The historic general meeting of shareholders at Solocal Group on October 19, 2016 ended in a bizarre waiver of the dismissals requested and of the new Directors nominations presented by the association of individual shareholders RegroupementPPlocal.  The threatened company chairman Robert Metz had actually indicated that « a change in the majority of the Board would trigger an immediate compulsory bonds redemption by the company.  » a statement that froze many sharehodlers willing to operate a serous change at the Board.

The shareholders ultimately limited their support for some external resolutions of RegroupementPPLocal association and « only »  dismissed the auditors (Ernst & Young and Deloitte, a premiere! ) , it also rejected the Say and pay resolutions, the restructuring plan and elected three external candidates to the Board

Actually the Chairman  saved his seat thanks to an unexpected argument : the threat of a call on a 350 M€ 2011  outtstanding bond  .
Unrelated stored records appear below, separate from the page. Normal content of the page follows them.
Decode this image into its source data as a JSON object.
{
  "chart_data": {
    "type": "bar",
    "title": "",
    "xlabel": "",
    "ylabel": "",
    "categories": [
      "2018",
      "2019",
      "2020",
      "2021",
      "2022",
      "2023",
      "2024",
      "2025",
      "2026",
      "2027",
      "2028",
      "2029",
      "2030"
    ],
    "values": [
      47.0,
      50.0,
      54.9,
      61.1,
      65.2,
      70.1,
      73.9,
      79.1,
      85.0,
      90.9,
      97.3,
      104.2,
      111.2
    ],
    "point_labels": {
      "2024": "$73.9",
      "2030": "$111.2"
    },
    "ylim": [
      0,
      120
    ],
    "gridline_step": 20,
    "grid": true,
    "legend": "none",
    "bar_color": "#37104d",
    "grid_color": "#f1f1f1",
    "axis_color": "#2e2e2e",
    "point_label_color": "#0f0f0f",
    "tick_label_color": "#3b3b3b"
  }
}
We checked that the information provided by the Chairman was almost accurate and sincere, and, if not, he would come under prosecution for  any false information having produced a demonstrated market manipulation as questioned by Proxinvest’s letter to the company and the AMF.

Solocal Group actually discloses on page 68 of its reference document update :

http://www.solocalgroup.com/sites/default/files/documents/SoLocal%20_Group_Actualisation_DDR2015_17oct2016.pdf

« The syndicated loan agreement the Company further includes mandatory prepayment provisions including:

  • Mandatory prepayment clause applicable in case of change of control of the Company resulting from the acquisition of shares of the Company « 

Reads this clause here does not apply to Solocal Group, as the company has no controlling shareholder, but likely another provision involving the majority change at the Board…Actually an early redemption option existed in the outstanding 350 M€ 2011 bond managed then by Goldman Sachs, This one does protect the borrowers against a case of change at the Board, the company must offer to repurchase the bons a 101%…

  1. « during any period of two consecutive years, individuals who at the beginning of such period constituted the majority of the shareholder representatives on the Board of Directors of the Company (together with any new directors whose election by the majority of the shareholder representatives on such Board of Directors of the Company as applicable, or whose nomination for election by shareholders of the Company, as applicable, was approved by a vote of the majority of the shareholder representatives on the Board of Directors of the Company, as applicable, then still in office who were either directors at the beginning of such period or whose election or nomination for election was previously so approved) ceased for any reason to constitute the majority of the shareholder representatives on the Board of Directors of the Company, as applicable, then in office. » But is this real therat here ?

Such protectionist complex provisions in loan contracts agreements or bond issues, are apparently frequent and they are always signed without any approval of shareholders (except in Belgium), and this raises three questions:

– These are obviously a denial of sovereignty of the general meeting of shareholders  for the appointment of Directors, a principle which seems to be part of public order in France , « d’ordre public ».  If this is the case  all such provisions would be ineffective, and it would be good for all investors, lenders or shareholders, and managers to be aware of it.

– It is also a protection that benefits or concerns at least to the board members that are obviously « interested » or « beneficiaries » in the meaning of the control of related party transactions ; yet these clauses are evidently never submitted to the general meeting of shareholders. This is obviously a serious breach of the related party regulation and constitutes, for us, a cause of nullity at Solocal Group.

– Finally, it is, to say the least, a major element of the governance of a company which should therefore be systematically disclosed in detail in reference document which was not the case at Solocal Group. This market information issue is important and should be requested by the AMF and other regulators of financial markets : can such contractual poison pill not clearly disclosed in their  governance review remain valid for lenders or directors? Actually, in this case the company appears to have willingly mis-led the investors and the lenders by claiming in the chapter XIII of its Governance Review on Items having possibly an incidence on tender offerfor the company shares a strong NO. A question mark for the dismissed auditors as well…

 

At Proxinvest  do not think that such undisclosed key protective provision  can be applicable.